Tight neck, chest, and shoulder muscles can cause shallow breathing. If you carry lots of tension in your shoulders and neck, this can be a sign that you engage in stressed and shallow breathing.
Practice contracting your abdominal muscles as you breathe. Using your abdominals (part of your core) can help you breathe better. You should feel your abdominal muscles moving in and out as you breathe.
A healthy breathing pattern allows your body to maintain a high metabolism and deliver oxygen to vital tissues. Shallow breathing increases both blood pressure and heart rate. In addition, if you breathe too fast or don’t inhale deeply enough, you can increase the pH of your blood, which can decrease the amount of blood getting to your brain and muscles, and result in less oxygen being released by the blood. This can make you feel tired and fatigued.
So, though we typically take breathing for granted and pay little, if any, attention to it (unless we’re exercising), it really is a critical and fundamental element to good health and lower stress levels.
The fact that slow, measured breathing can slow heart rate, promote feelings of calm, and help reduce symptoms associated with anxiety, insomnia, PTSD, depression, and ADD is all the reason we need to begin a regular, deliberate practice. Begin with the following:
1. While standing or sitting, draw your elbows back slightly to allow your chest to expand.
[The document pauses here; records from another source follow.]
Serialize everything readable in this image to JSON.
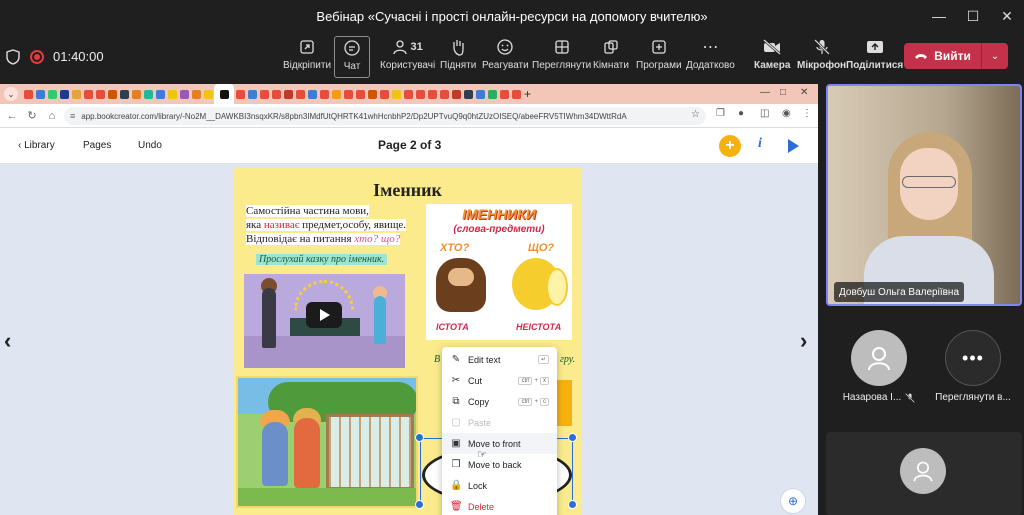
{
  "window": {
    "title": "Вебінар «Сучасні і прості онлайн-ресурси на допомогу вчителю»",
    "controls": [
      "minimize",
      "maximize",
      "close"
    ]
  },
  "meeting_toolbar": {
    "timer": "01:40:00",
    "buttons": [
      {
        "id": "undock",
        "label": "Відкріпити",
        "icon": "undock-icon"
      },
      {
        "id": "chat",
        "label": "Чат",
        "icon": "chat-icon",
        "active": true
      },
      {
        "id": "people",
        "label": "Користувачі",
        "icon": "people-icon",
        "count": "31"
      },
      {
        "id": "raise",
        "label": "Підняти",
        "icon": "raise-hand-icon"
      },
      {
        "id": "react",
        "label": "Реагувати",
        "icon": "emoji-icon"
      },
      {
        "id": "view",
        "label": "Переглянути",
        "icon": "grid-view-icon"
      },
      {
        "id": "rooms",
        "label": "Кімнати",
        "icon": "rooms-icon"
      },
      {
        "id": "apps",
        "label": "Програми",
        "icon": "apps-icon"
      },
      {
        "id": "more",
        "label": "Додатково",
        "icon": "more-icon"
      },
      {
        "id": "camera",
        "label": "Камера",
        "icon": "camera-off-icon"
      },
      {
        "id": "mic",
        "label": "Мікрофон",
        "icon": "mic-off-icon"
      },
      {
        "id": "share",
        "label": "Поділитися",
        "icon": "share-icon"
      }
    ],
    "leave_label": "Вийти",
    "leave_color": "#c4314b"
  },
  "browser": {
    "url": "app.bookcreator.com/library/-No2M__DAWKBI3nsqxKR/s8pbn3IMdfUtQHRTK41whHcnbhP2/Dp2UPTvuQ9q0htZUzOISEQ/abeeFRV5TIWhm34DWttRdA",
    "tab_colors": [
      "#e74c3c",
      "#3b7dd8",
      "#2ecc71",
      "#1a3c8f",
      "#e6a23c",
      "#e74c3c",
      "#e74c3c",
      "#d35400",
      "#2c3e50",
      "#e67e22",
      "#1abc9c",
      "#3b7dd8",
      "#f1c40f",
      "#9b59b6",
      "#e67e22",
      "#f1c40f",
      "#111111",
      "#e74c3c",
      "#3b7dd8",
      "#e74c3c",
      "#e74c3c",
      "#c0392b",
      "#e74c3c",
      "#3b7dd8",
      "#e74c3c",
      "#f39c12",
      "#e74c3c",
      "#e74c3c",
      "#d35400",
      "#e74c3c",
      "#f1c40f",
      "#e74c3c",
      "#e74c3c",
      "#e74c3c",
      "#e74c3c",
      "#c0392b",
      "#2c3e50",
      "#3b7dd8",
      "#27ae60",
      "#e74c3c",
      "#e74c3c"
    ]
  },
  "bookcreator": {
    "library_label": "Library",
    "pages_label": "Pages",
    "undo_label": "Undo",
    "page_indicator": "Page 2 of 3",
    "accent": "#f5b10f"
  },
  "book_page": {
    "title": "Іменник",
    "definition_line1": "Самостійна частина мови,",
    "definition_line2_pre": "яка ",
    "definition_line2_red": "називає",
    "definition_line2_post": " предмет,особу, явище.",
    "definition_line3_pre": "Відповідає на питання ",
    "definition_line3_q": "хто? що?",
    "listen_caption": "Прослухай казку про іменник.",
    "poster_title": "ІМЕННИКИ",
    "poster_subtitle": "(слова-предмети)",
    "poster_q1": "ХТО?",
    "poster_q2": "ЩО?",
    "poster_a1": "ІСТОТА",
    "poster_a2": "НЕІСТОТА",
    "caption_partial_left": "В",
    "caption_partial_right": "гру."
  },
  "context_menu": {
    "items": [
      {
        "label": "Edit text",
        "icon": "pencil-icon",
        "keys": [
          "↵"
        ]
      },
      {
        "label": "Cut",
        "icon": "scissors-icon",
        "keys": [
          "ctrl",
          "+",
          "x"
        ]
      },
      {
        "label": "Copy",
        "icon": "copy-icon",
        "keys": [
          "ctrl",
          "+",
          "c"
        ]
      },
      {
        "label": "Paste",
        "icon": "paste-icon",
        "disabled": true
      },
      {
        "label": "Move to front",
        "icon": "bring-front-icon",
        "hover": true
      },
      {
        "label": "Move to back",
        "icon": "send-back-icon"
      },
      {
        "label": "Lock",
        "icon": "lock-icon"
      },
      {
        "label": "Delete",
        "icon": "trash-icon",
        "danger": true
      }
    ]
  },
  "participants": {
    "speaker_name": "Довбуш Ольга Валеріївна",
    "tiles": [
      {
        "name": "Назарова І...",
        "muted": true
      },
      {
        "name": "Переглянути в..."
      }
    ]
  }
}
2. Take a deep inhalation through your nose for a count of four.
3. Retain/hold your breath for a count of four.
4. Using your belly muscles, exhale through your nose for a count of eight.
5. Continue to breath like this for 2-5 minutes. See if you can eventually work your way up to 10 minutes.
Utilizing this method should bring your breathing down to a rate of about six exhalations per minute, which scientists are finding to be especially restorative, triggering a relaxation response in the brain and body.
Another useful technique is alternate nostril breathing, known as pranayama in India. This yogic technique also promotes relaxation and lowers heart rate.
Alternate nostril breathing is best practiced on an empty stomach. Avoid the practice if you’re feeling sick or congested. Keep your breath smooth and even throughout the practice.
1. Choose a comfortable seated position.
2. After an exhale, use your right thumb to gently close your right nostril.
3. Inhale through your left nostril and then close your left nostril with your middle or index finger.
4. Release your thumb and exhale out through your right nostril.
5. Inhale through your right nostril and then close this nostril.
6. Release your finger to open your left nostril and exhale through this side.
7. This is one cycle.
8. Continue this breathing pattern for up to 5 minutes.
9. Finish your session with an exhale on the left side.
You can utilize these techniques any time you’re feeling stressed or anxious throughout the day. Try them both, or least one, every day. Naturally, you should discontinue these practices if you experience any feelings of discomfort or agitation.